Bright and early yesterday morning I was at the Paria Canyon BLM office along with 30 or so other folks taking part in a bizarre ritual. The half acre or so of wilderness known as “the wave” may be one of the most hotly contested areas to visit in the US. Due to the fragile area only 20 visitors are allowed per day, and a lottery system has been established. The BLM volunteers have the daily lottery draw down to a science. You show up at 8:30 and fill out your visitor request, one per group of up to six. Each group is given a number and the numbers are thrown into a bingo hopper. With my lucky number 10 and a little positive attitude I was picked second!

This morning I hit the trail at 7am. With the help of a very detailed map given out by the BLM the two and half mile hike over washes and slickrock was fairly easy. Words really can’t describe this wonderful place. In one sense anyone who has been to Zion National Park will recognized the orange and white rock formations prevalent in this area. It just so happens that this particular set of cliffs is visual perfection. As if the rock was like taffy on a puller, it dips and swirls and doubles back in a lyrical dance. To a photographer the bounty is almost embarrassing, point in any direction and you probably have a keeper.
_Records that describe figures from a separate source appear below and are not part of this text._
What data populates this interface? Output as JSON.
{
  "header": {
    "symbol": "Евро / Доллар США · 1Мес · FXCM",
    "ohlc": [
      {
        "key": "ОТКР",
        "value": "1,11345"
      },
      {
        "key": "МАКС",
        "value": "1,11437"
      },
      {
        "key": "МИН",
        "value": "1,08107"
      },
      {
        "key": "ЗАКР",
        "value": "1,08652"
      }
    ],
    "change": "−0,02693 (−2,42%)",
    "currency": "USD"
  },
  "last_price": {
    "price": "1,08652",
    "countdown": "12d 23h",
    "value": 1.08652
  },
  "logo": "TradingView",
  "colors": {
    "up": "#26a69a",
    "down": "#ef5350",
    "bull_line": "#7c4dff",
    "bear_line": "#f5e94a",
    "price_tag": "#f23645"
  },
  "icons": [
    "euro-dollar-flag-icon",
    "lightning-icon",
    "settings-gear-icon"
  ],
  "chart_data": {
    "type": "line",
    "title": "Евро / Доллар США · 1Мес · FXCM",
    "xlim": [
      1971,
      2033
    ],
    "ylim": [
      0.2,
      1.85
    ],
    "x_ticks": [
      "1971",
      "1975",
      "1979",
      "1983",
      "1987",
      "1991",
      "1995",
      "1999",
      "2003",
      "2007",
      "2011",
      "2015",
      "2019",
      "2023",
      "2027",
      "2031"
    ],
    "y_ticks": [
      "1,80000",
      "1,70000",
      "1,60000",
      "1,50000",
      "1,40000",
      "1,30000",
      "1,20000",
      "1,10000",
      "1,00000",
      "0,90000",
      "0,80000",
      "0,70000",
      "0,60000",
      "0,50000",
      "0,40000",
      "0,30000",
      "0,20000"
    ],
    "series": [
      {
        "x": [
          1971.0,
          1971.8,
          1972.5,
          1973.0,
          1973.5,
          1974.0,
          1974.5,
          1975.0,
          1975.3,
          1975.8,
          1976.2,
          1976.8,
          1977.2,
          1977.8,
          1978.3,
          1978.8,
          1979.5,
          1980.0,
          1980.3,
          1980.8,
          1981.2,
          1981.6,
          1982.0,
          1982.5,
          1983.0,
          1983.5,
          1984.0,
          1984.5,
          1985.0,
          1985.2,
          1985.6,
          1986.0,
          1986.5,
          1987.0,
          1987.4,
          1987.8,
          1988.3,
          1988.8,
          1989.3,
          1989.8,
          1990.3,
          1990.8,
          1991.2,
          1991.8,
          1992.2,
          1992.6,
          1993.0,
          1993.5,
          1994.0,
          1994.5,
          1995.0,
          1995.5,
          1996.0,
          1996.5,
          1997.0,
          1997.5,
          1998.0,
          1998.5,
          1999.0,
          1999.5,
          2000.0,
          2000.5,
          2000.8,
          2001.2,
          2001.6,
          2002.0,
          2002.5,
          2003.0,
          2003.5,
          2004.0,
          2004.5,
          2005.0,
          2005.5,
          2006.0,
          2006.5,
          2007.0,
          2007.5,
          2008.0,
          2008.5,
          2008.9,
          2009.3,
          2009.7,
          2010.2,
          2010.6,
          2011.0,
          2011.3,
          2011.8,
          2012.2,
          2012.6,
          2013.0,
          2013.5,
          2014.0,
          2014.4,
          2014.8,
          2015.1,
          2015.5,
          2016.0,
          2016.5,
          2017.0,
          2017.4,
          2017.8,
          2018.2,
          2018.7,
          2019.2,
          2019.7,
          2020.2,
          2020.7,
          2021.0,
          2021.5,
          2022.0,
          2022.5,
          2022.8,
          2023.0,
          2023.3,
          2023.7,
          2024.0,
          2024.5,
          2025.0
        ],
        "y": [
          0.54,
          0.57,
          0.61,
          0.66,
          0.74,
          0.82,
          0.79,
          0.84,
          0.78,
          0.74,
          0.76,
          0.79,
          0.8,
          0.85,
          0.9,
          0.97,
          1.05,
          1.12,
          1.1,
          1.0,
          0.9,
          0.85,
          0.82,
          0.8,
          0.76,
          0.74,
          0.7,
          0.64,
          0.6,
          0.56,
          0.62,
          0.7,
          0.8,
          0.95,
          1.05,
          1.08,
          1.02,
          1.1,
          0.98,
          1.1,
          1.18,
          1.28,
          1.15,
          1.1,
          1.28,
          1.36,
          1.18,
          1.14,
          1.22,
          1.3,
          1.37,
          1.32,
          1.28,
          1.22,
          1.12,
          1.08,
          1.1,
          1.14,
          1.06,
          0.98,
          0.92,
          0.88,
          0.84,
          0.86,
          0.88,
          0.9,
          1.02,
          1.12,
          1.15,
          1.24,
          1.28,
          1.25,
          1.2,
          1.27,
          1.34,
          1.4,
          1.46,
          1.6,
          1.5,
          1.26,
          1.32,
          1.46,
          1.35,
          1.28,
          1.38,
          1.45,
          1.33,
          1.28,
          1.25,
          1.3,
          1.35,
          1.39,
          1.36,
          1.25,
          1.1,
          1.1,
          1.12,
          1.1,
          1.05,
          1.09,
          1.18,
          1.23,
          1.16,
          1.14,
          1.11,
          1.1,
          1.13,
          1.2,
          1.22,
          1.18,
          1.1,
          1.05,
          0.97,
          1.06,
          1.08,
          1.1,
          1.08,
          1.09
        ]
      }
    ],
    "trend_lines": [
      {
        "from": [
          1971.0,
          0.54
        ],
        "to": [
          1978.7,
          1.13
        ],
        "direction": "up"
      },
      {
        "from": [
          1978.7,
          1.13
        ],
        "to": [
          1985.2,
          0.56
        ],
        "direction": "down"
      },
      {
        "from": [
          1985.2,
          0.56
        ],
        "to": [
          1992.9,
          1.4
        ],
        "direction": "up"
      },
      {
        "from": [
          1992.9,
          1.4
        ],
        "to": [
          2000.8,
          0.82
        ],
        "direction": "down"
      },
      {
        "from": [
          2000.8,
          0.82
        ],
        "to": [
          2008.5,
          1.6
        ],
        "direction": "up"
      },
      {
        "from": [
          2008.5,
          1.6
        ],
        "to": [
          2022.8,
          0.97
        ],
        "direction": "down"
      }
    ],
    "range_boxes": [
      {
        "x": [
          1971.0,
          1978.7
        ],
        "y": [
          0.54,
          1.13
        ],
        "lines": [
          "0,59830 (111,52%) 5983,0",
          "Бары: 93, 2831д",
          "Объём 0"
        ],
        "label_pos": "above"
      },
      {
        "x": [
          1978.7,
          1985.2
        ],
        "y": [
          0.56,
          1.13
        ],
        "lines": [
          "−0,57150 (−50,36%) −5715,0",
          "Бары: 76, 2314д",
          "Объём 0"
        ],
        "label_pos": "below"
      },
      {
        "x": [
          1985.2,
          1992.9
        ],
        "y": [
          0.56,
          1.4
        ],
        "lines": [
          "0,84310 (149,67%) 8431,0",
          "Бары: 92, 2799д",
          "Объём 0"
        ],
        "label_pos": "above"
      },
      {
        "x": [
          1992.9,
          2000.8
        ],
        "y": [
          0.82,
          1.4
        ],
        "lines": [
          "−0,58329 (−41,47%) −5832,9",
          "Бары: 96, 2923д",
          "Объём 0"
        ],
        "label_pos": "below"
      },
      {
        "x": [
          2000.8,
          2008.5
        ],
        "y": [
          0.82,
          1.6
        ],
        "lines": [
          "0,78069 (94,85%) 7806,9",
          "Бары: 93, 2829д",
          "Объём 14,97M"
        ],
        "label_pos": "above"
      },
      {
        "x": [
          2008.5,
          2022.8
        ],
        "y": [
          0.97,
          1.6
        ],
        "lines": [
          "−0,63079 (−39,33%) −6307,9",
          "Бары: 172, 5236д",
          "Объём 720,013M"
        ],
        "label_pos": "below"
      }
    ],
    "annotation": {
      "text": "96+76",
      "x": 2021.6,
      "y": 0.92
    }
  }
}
I explored the area around the wave. One wash in particular has some incredible sandstone boulders that have been eroded in a lace pattern, truly awesome. Unfortunately this season was too dry for there to be any standing water on the plateau.

I was amazed by the scenery, but perhaps more by the sheer popularity of the place. Most of the visitors were from Europe, and traveled thousands of miles to enjoy this place. I was glad to experience the wave, and it was a fitting end to my week of photography in the southwest.